For 2) [the surface is a piece of cone, draw it], a parametrization by $(x,y)$ is possible but leads to an integral that requires a polar change of coordinates, so let's use polar coordinate since the beginning: $(r,\theta)\mapsto\phi(r,\theta)=(r\cos\theta,r\sin \theta,1-r)$ where $0\leq\theta< 2\pi$ and $\frac{1}{2}\leq r\leq 1$ . Using this, I get $\partial_r \phi\wedge\partial_\theta \phi=(r\cos\theta,r\sin\theta,r)$ (this is oriented towards the greater values of $z$ , as wanted), so that the flux is $\int_{1/2}^1\int_0^{2\pi} \frac{1}{r}(r^2\cos^2\theta+r\sin\theta)d\theta\,d r=\int_{1/2}^1\int_0^{2\pi}(r\cos^2\theta+\sin\theta)d\theta \,dr$ $=\int_{1/2}^1\int_0^{2\pi}r\cos^2\theta d\theta\,dr=\int_{1/2}^1 rdr\int_0^{2\pi}\cos^2\theta d\theta$ , etc.

For 1), the problem is not very clear: what does the flux "through the z-axis" mean?
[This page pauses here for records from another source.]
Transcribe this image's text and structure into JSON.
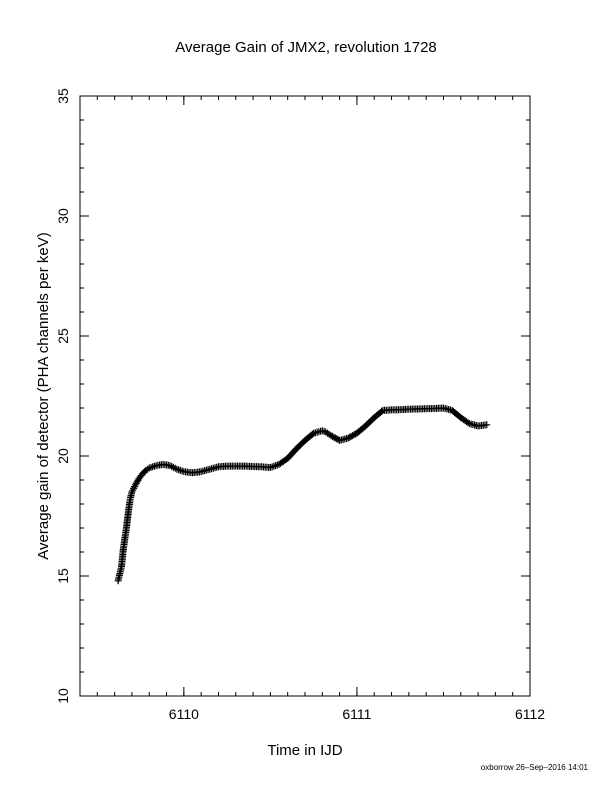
{
  "chart_data": {
    "type": "scatter",
    "title": "Average Gain of JMX2, revolution 1728",
    "xlabel": "Time in IJD",
    "ylabel": "Average gain of detector (PHA channels per keV)",
    "xlim": [
      6109.4,
      6112
    ],
    "ylim": [
      10,
      35
    ],
    "xticks": [
      6110,
      6111,
      6112
    ],
    "yticks": [
      10,
      15,
      20,
      25,
      30,
      35
    ],
    "marker": "plus",
    "grid": false,
    "series": [
      {
        "color": "#000000",
        "x": [
          6109.62,
          6109.63,
          6109.64,
          6109.65,
          6109.66,
          6109.67,
          6109.68,
          6109.69,
          6109.7,
          6109.72,
          6109.74,
          6109.76,
          6109.78,
          6109.8,
          6109.84,
          6109.88,
          6109.92,
          6109.96,
          6110.0,
          6110.05,
          6110.1,
          6110.15,
          6110.2,
          6110.25,
          6110.3,
          6110.35,
          6110.4,
          6110.45,
          6110.5,
          6110.55,
          6110.6,
          6110.65,
          6110.7,
          6110.75,
          6110.8,
          6110.82,
          6110.85,
          6110.9,
          6110.95,
          6111.0,
          6111.05,
          6111.1,
          6111.15,
          6111.2,
          6111.25,
          6111.3,
          6111.35,
          6111.4,
          6111.45,
          6111.5,
          6111.55,
          6111.6,
          6111.65,
          6111.7,
          6111.72,
          6111.75
        ],
        "y": [
          14.8,
          15.1,
          15.4,
          16.1,
          16.6,
          17.1,
          17.7,
          18.2,
          18.5,
          18.8,
          19.05,
          19.25,
          19.4,
          19.5,
          19.6,
          19.65,
          19.6,
          19.45,
          19.35,
          19.3,
          19.35,
          19.45,
          19.55,
          19.58,
          19.58,
          19.58,
          19.56,
          19.55,
          19.52,
          19.65,
          19.9,
          20.3,
          20.65,
          20.95,
          21.05,
          21.0,
          20.85,
          20.65,
          20.75,
          20.95,
          21.25,
          21.6,
          21.9,
          21.92,
          21.93,
          21.95,
          21.96,
          21.97,
          21.98,
          22.0,
          21.9,
          21.6,
          21.35,
          21.25,
          21.27,
          21.3
        ]
      }
    ]
  },
  "footer": {
    "stamp": "oxborrow 26–Sep–2016 14:01"
  }
}
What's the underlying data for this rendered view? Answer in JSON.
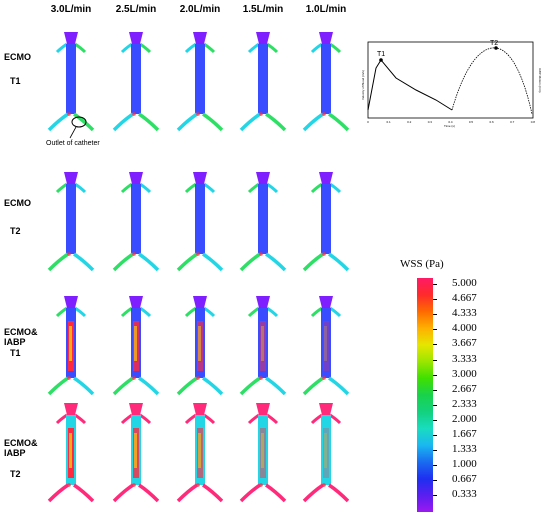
{
  "columns": [
    "3.0L/min",
    "2.5L/min",
    "2.0L/min",
    "1.5L/min",
    "1.0L/min"
  ],
  "rows": [
    {
      "label_line1": "ECMO",
      "label_line2": "T1",
      "label_line3": ""
    },
    {
      "label_line1": "ECMO",
      "label_line2": "T2",
      "label_line3": ""
    },
    {
      "label_line1": "ECMO&",
      "label_line2": "IABP",
      "label_line3": "T1"
    },
    {
      "label_line1": "ECMO&",
      "label_line2": "IABP",
      "label_line3": "T2"
    }
  ],
  "annotation": "Outlet of catheter",
  "velocity_chart": {
    "marker1": "T1",
    "marker2": "T2",
    "ylabel_left": "Velocity of Blood (m/s)",
    "ylabel_right": "IABP Motion (mm)",
    "xlabel": "Time (s)",
    "xticks": [
      "0",
      "0.1",
      "0.2",
      "0.3",
      "0.4",
      "0.5",
      "0.6",
      "0.7",
      "0.8"
    ]
  },
  "colorbar": {
    "title": "WSS (Pa)",
    "ticks": [
      "5.000",
      "4.667",
      "4.333",
      "4.000",
      "3.667",
      "3.333",
      "3.000",
      "2.667",
      "2.333",
      "2.000",
      "1.667",
      "1.333",
      "1.000",
      "0.667",
      "0.333"
    ],
    "colors": [
      "#ff1a66",
      "#ff2a2a",
      "#ff6a00",
      "#ffb000",
      "#e6e600",
      "#9be600",
      "#3fe000",
      "#19d24b",
      "#13d17e",
      "#19dcc0",
      "#1ab8f0",
      "#1a6cf0",
      "#1e2ff0",
      "#5a1ef0",
      "#9b19f0"
    ]
  },
  "colors": {
    "vessel_low": "#7f1fff",
    "vessel_blue": "#3a4cff",
    "branch_green": "#2de065",
    "branch_cyan": "#22d6e6",
    "hot_red": "#ff2a40",
    "pink": "#ff2a7a"
  }
}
Let's suppose it is the flux outing the piece of "cylinder". I use the following parametrization of the ellipse: $x=2\cos\theta$ , $y=\sin\theta$ . Then $\phi(\theta,z)=(2\cos\theta,\sin\theta,z)$ gives $\partial_\theta\phi\wedge\partial_z\phi=(\cos\thet a,2\sin\theta,0)$ (this is directed to the "outside") and the flux is (up to errors) $\int_0^{2\pi}\int_0^1 \frac{-6\cos^2\theta-6\sin^2\theta}{4\cos^2\theta+\sin^2\theta}dz\,d\th eta=-6\int_0^{2\pi}\frac{d\theta}{1+3\cos^2\theta}$ , and there are standard methods to compute that (my calculator pretends it is $-6\pi$ ).

I hope there aren't too many errors in my computations. At least, the idea is there.

Laurent.
September 29th 2008, 02:06 PM
Spec

Quote:

Originally Posted by Laurent

$...=-6\int_0^{2\pi}\frac{d\theta}{1+3\cos^2\theta}$ , and there are standard methods to compute that (my calculator pretends it is $-6\pi$ )
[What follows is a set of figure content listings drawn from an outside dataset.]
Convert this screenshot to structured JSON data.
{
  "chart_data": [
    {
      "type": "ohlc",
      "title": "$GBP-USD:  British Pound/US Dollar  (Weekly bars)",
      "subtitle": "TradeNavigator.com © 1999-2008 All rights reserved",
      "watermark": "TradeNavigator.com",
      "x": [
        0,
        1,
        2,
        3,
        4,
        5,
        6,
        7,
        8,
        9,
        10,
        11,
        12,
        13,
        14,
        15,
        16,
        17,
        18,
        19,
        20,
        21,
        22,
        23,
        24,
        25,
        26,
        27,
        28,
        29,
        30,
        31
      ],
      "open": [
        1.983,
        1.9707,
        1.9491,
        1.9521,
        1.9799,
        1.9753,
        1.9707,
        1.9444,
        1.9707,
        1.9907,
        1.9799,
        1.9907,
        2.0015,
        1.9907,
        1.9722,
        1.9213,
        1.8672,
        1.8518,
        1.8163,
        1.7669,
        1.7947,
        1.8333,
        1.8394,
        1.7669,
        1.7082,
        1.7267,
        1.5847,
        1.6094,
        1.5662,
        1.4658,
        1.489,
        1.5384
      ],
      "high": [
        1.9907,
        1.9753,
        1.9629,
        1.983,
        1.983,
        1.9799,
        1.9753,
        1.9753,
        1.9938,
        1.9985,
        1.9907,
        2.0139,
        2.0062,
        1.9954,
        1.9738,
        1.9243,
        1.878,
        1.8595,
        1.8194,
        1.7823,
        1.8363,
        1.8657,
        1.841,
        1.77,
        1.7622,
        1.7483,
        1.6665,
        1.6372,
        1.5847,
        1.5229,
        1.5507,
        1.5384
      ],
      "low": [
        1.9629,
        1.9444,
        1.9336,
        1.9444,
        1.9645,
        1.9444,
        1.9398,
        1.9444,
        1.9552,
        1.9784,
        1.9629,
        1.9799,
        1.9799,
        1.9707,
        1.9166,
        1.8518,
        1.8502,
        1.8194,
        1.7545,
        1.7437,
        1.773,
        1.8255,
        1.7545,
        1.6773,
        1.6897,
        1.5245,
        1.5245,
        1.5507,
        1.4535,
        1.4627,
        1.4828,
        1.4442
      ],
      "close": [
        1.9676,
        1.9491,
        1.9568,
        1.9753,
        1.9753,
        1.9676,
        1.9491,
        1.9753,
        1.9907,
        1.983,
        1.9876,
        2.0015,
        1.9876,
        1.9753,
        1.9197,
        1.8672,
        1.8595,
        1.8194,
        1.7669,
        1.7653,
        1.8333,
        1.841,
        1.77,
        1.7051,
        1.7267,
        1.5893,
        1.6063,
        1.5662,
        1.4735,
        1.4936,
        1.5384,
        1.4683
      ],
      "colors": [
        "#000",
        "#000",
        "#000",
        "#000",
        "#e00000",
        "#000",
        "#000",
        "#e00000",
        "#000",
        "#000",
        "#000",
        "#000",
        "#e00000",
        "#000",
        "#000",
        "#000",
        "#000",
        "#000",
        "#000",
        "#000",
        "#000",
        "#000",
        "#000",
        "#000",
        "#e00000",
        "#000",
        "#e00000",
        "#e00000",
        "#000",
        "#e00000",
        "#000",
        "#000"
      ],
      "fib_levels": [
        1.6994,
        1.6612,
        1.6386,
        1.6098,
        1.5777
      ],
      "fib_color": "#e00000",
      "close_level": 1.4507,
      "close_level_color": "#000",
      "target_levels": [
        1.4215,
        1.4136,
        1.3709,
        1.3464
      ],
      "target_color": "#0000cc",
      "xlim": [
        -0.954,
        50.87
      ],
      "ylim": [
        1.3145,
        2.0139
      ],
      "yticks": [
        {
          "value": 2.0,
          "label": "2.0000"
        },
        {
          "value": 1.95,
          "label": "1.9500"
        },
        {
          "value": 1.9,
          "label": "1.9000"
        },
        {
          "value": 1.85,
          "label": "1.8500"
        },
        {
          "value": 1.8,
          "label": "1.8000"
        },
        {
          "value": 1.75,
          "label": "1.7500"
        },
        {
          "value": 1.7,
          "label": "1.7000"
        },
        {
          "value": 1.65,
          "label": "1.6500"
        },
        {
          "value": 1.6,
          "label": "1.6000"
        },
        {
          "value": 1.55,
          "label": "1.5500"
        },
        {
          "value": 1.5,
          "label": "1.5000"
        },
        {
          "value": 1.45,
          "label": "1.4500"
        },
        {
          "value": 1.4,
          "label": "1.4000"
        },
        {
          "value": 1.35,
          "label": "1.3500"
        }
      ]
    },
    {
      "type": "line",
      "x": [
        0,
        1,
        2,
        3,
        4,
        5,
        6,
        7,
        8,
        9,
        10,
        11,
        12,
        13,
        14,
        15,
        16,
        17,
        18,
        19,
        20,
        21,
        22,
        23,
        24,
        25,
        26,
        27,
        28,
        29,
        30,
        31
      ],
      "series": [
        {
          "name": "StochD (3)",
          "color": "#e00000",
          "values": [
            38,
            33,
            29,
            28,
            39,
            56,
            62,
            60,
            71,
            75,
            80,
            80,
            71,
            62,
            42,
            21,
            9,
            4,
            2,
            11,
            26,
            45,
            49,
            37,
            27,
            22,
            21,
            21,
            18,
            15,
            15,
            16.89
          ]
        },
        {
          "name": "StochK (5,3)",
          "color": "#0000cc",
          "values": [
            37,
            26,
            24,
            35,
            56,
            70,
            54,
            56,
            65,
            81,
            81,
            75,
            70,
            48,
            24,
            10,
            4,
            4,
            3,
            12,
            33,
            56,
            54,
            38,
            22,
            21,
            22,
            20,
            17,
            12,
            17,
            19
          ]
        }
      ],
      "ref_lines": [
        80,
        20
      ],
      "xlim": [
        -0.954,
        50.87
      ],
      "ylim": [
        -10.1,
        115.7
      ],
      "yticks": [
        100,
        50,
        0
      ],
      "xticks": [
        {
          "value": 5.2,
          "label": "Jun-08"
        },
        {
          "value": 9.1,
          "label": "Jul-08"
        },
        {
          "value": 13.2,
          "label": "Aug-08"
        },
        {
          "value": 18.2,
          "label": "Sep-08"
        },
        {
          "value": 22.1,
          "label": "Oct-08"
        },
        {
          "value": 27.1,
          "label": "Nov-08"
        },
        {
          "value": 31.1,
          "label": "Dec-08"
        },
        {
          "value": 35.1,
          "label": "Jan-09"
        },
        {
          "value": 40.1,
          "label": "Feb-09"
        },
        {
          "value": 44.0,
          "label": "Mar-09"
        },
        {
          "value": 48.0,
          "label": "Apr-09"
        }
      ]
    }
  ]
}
That's as far as I got as well, but I can't solve that integral. Is that really a standard integral? And I'm well aware that the divergence theorem requires a closed surface – That's why I mentioned the line integrals you need to subtract because the surface wasn't originally closed.
September 29th 2008, 02:30 PM
Laurent

Then you should perhaps have asked for the integral instead... Anyway, the usual method for integrating rational expressions in trigonometric functions is to procede to the change of variable $t=\tan\frac{\theta}{2}$ , which transforms the problem into integrating a rational function.

This gives $\cos\theta=\frac{1-t^2}{1+t^2}$ and $d\theta=\frac{2dt}{1+t^2}$ . Start writing the integral as four times the integral on $[0,\frac{\pi}{2}]$ to avoid problems with the image of the interval by the change of variable. I let you try that. If you can integrate rational functions, then you can do it (but I don't pretend it is quick and simple, I did not give it a try).

(And I'm not sure about line integrals being possibly involved in any way, but it doesn't matter)
September 30th 2008, 02:03 AM
Laurent

Just an additional hint for the integral (to compute it simply): it leads to $2\int_0^1 \frac{t^2+1}{1-t^2+t^4}dt$ . You have $1-t^2+t^4=(t^2-1)^2-3t^2=(t^2-1+t\sqrt{3})(t^2-1-t\sqrt{3})$ and the partial fraction decomposition is $\frac{t^2+1}{1-t^2+t^4}=\frac{1}{2}\left(\frac{1}{t^2-t\sqrt{3}+1}+\frac{1}{t^2+t\sqrt{3}+1}\right)$ . Now write $t^2-t\sqrt{3}+1=(t-\frac{\sqrt{3}}{2})^2+\frac{1}{4}$ and procede to the change of variable $t\mapsto u=t-\frac{\sqrt{3}}{2}$ so you find arctangents.